Better knowledge of the assets held by insurance and reinsurance undertakings: an amendment states that supervisory authorities should be able to require insurance and reinsurance undertakings to submit a full list of assets on an item-by-item basis when such information is necessary for them to effectively undertake their supervisory role. 

Allowing for the consistent calculation of technical provisions by insurance and reinsurance undertakings: to this end, a central body should be able to derive, publish, and update certain technical information relating to the risk-free interest rate term structure on a regular basis, taking account of observations in the financial market. Members consider that the manner in which the risk-free interest rate term structure is derived should be transparent in such a manner that insurance and reinsurance undertakings are able to use this term-structure in their risk management policies. 

The risk-free interest rate term structure should be determined on the basis of a holistic and consistent approach to the setting of all assumptions and parameters on which the curve is based ensuring consistency over time and avoiding artificial volatility of technical provisions and eligible own funds in excess of the capital requirements. The starting point for the extrapolation of risk-free interest rates in euro should be 20 years.

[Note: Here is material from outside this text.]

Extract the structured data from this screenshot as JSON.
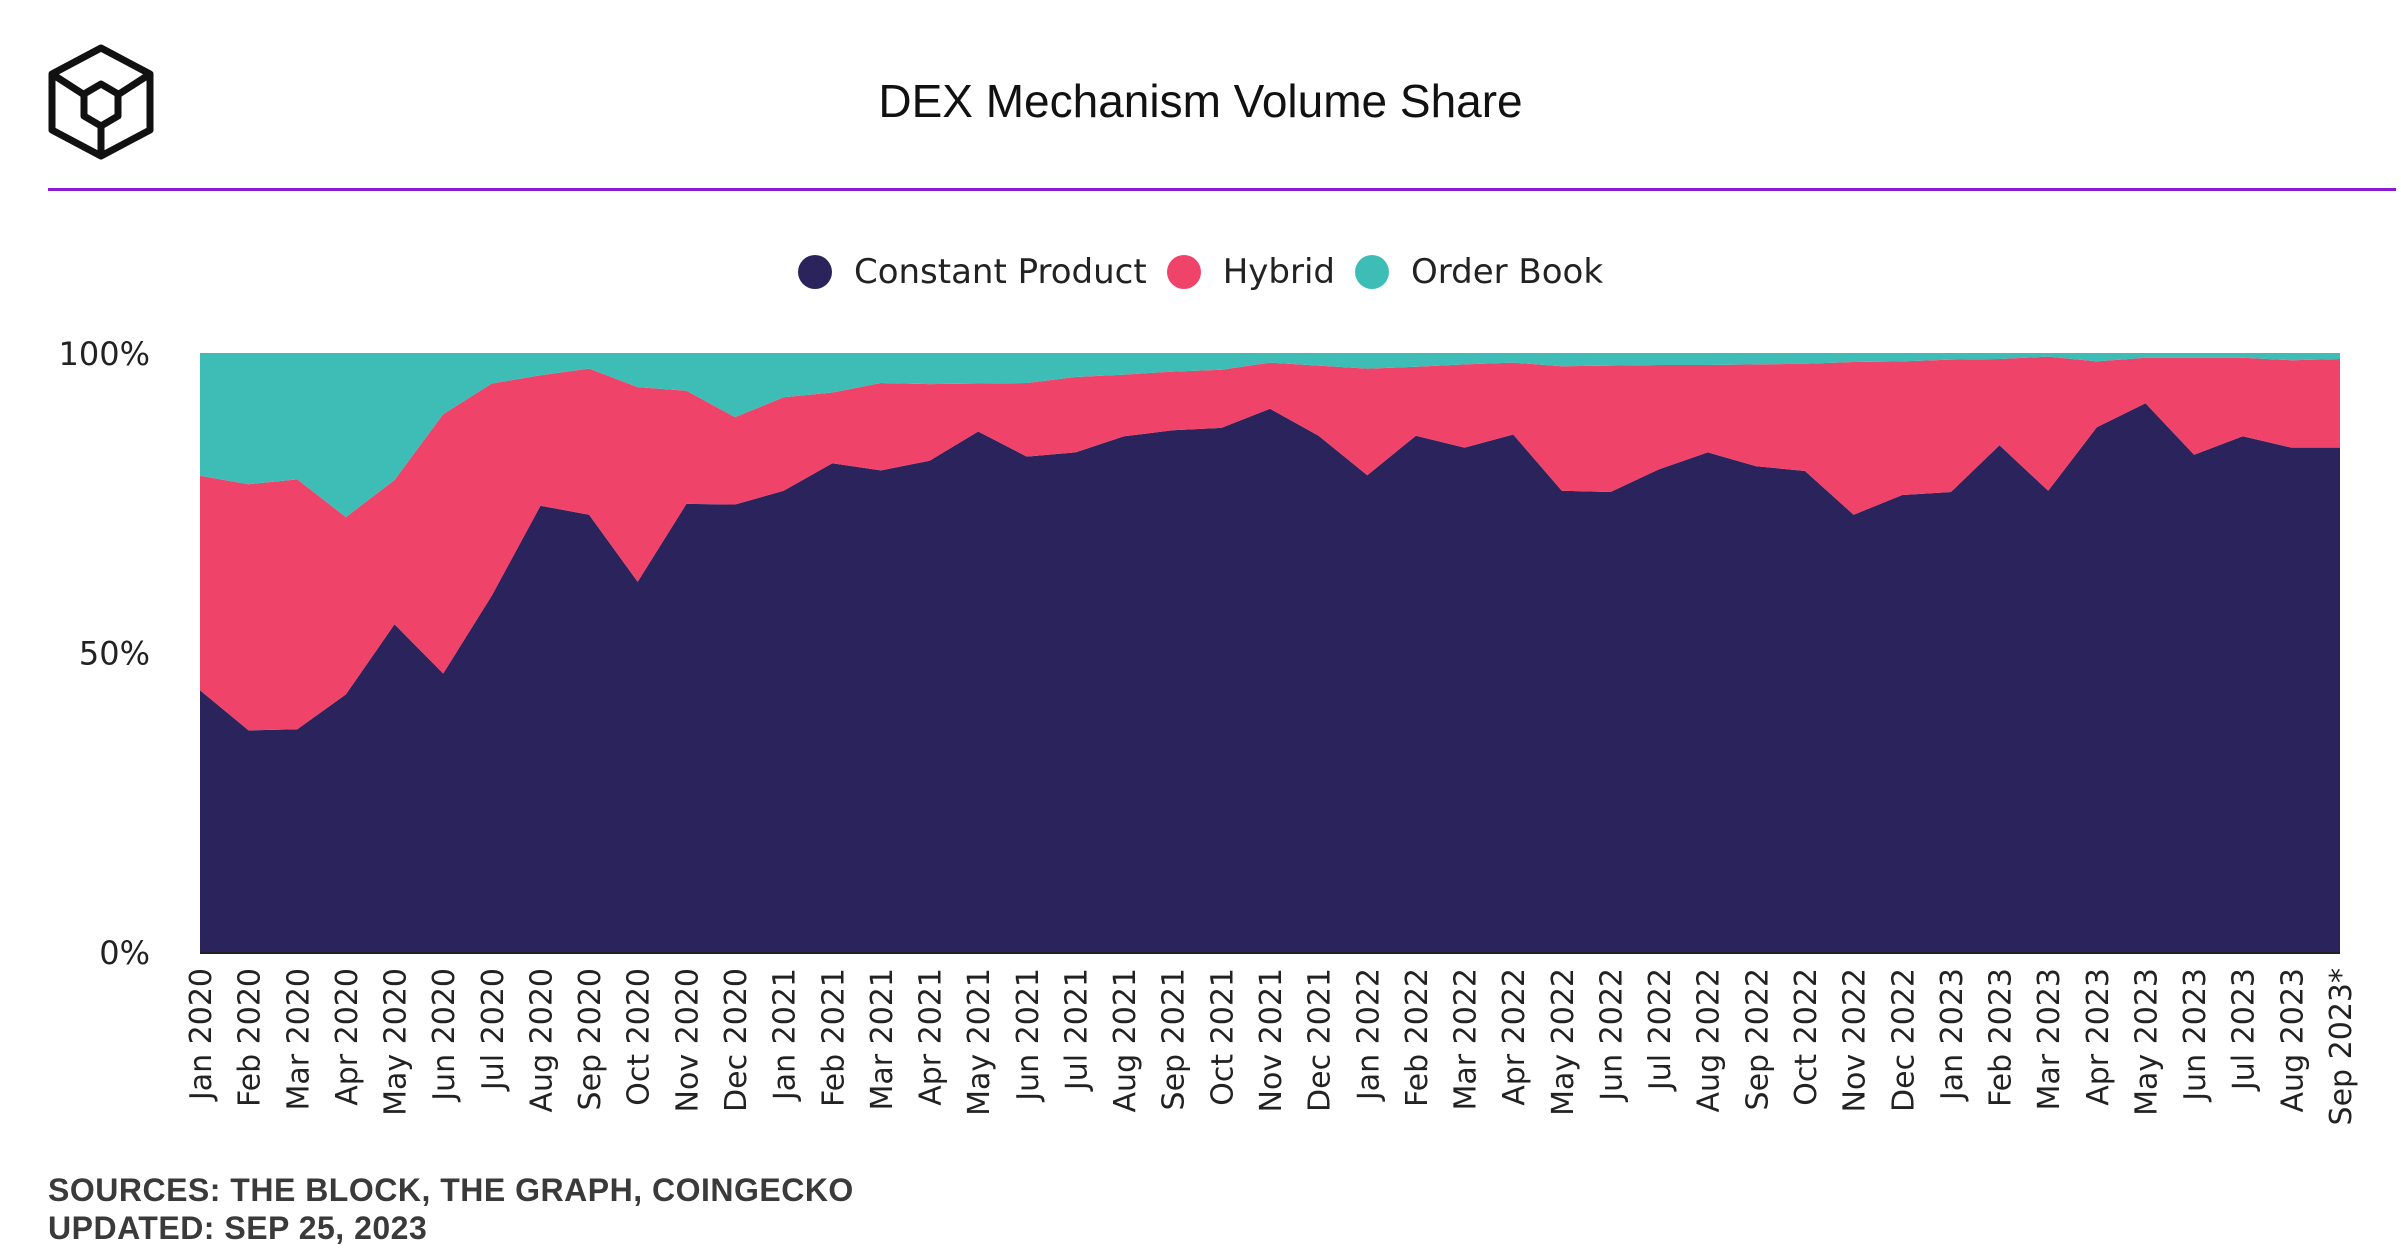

Conditions to be applied to third countries: to encourage international convergence toward risk-based solvency regimes, Members specify the conditions in relation to the treatment of third country regimes in order for these third countries to be recognised temporarily equivalent. Third countries must also have group supervision systems similar to that of the Union.

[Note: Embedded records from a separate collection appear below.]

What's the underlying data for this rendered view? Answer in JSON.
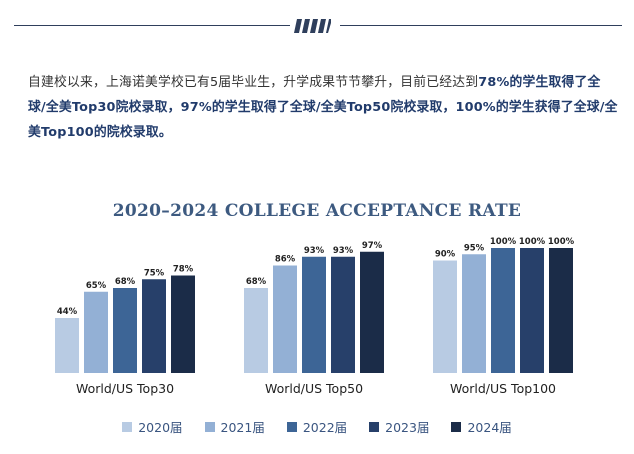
{
  "intro": {
    "segments": [
      {
        "text": "自建校以来，上海诺美学校已有5届毕业生，升学成果节节攀升，目前已经达到",
        "bold": false
      },
      {
        "text": "78%的学生取得了全球/全美Top30院校录取，97%的学生取得了全球/全美Top50院校录取，100%的学生获得了全球/全美Top100的院校录取。",
        "bold": true
      }
    ]
  },
  "chart_data": {
    "type": "bar",
    "title": "2020–2024 COLLEGE ACCEPTANCE RATE",
    "categories": [
      "World/US Top30",
      "World/US Top50",
      "World/US Top100"
    ],
    "series": [
      {
        "name": "2020届",
        "color": "#b8cbe3",
        "values": [
          44,
          68,
          90
        ]
      },
      {
        "name": "2021届",
        "color": "#93b0d5",
        "values": [
          65,
          86,
          95
        ]
      },
      {
        "name": "2022届",
        "color": "#3d6596",
        "values": [
          68,
          93,
          100
        ]
      },
      {
        "name": "2023届",
        "color": "#27406a",
        "values": [
          75,
          93,
          100
        ]
      },
      {
        "name": "2024届",
        "color": "#1b2c48",
        "values": [
          78,
          97,
          100
        ]
      }
    ],
    "value_suffix": "%",
    "ylim": [
      0,
      100
    ],
    "grid": false,
    "legend_position": "bottom"
  }
}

Health insurance: the calculation of the Solvency Capital Requirement (SCR) for health insurance should reflect national equalisation systems and should also account for changes in the national health legislation, as these are a fundamental part of the insurance system within those national health markets.

Coherent application: in order to achieve coherent application and to assure macro-prudential oversight across the Union, Members propose that the European Systemic Risk Board develop principles tailored for the Union economy and be responsible to monitor the application of the counter-cyclical buffer.

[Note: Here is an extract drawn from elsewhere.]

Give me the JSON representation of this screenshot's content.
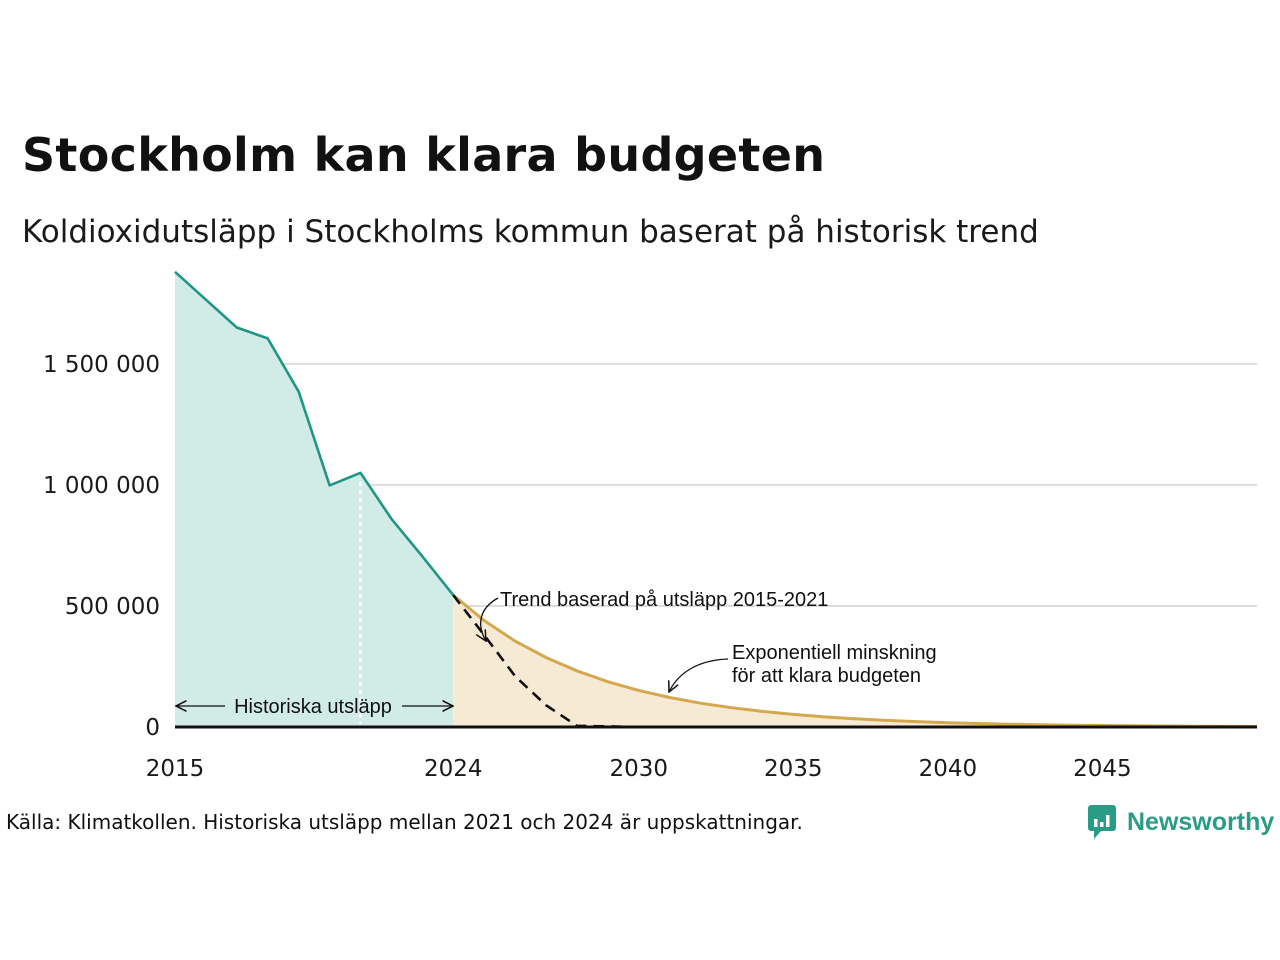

Treatment for government bonds: the report notes that the sovereign debt crisis has demonstrated that a zero-risk treatment for government bonds no longer corresponds with economic reality. Accordingly, the Commission should submit a report proposing options to adapt the calculation of own funds requirements for such exposures accordingly as soon as possible, while taking into account potentially destabilising effects of tabling such proposals during periods of market stress.

Transitional periods: in order to allow for a smooth transition under Directive 2009/138/EC to a new regime, the committee wishes to provide for phasing in and specific transitional periods.

Occupational pension bodies: in accordance with the principle of subsidiarity the Directive should not, lay down any solvency requirements for occupational pension bodies.

Delegated acts: due to the extensive nature of the delegated acts and the regulatory technical standards provided for in this Directive, the European Parliament and the Council should have three months from the date of notification to object to a delegated act or a regulatory technical standard. At the initiative of the European Parliament or the Council, it should be possible to prolong that period by a further three months.

Review: by 1 January 2015 and every year thereafter, the Commission shall submit to the European Parliament and to the Council a report specifying whether the ESAs have submitted the draft regulatory and implementing technical standards provided for in Directives 2002/92/EC, 2003/71/EC and 2009/138/EC.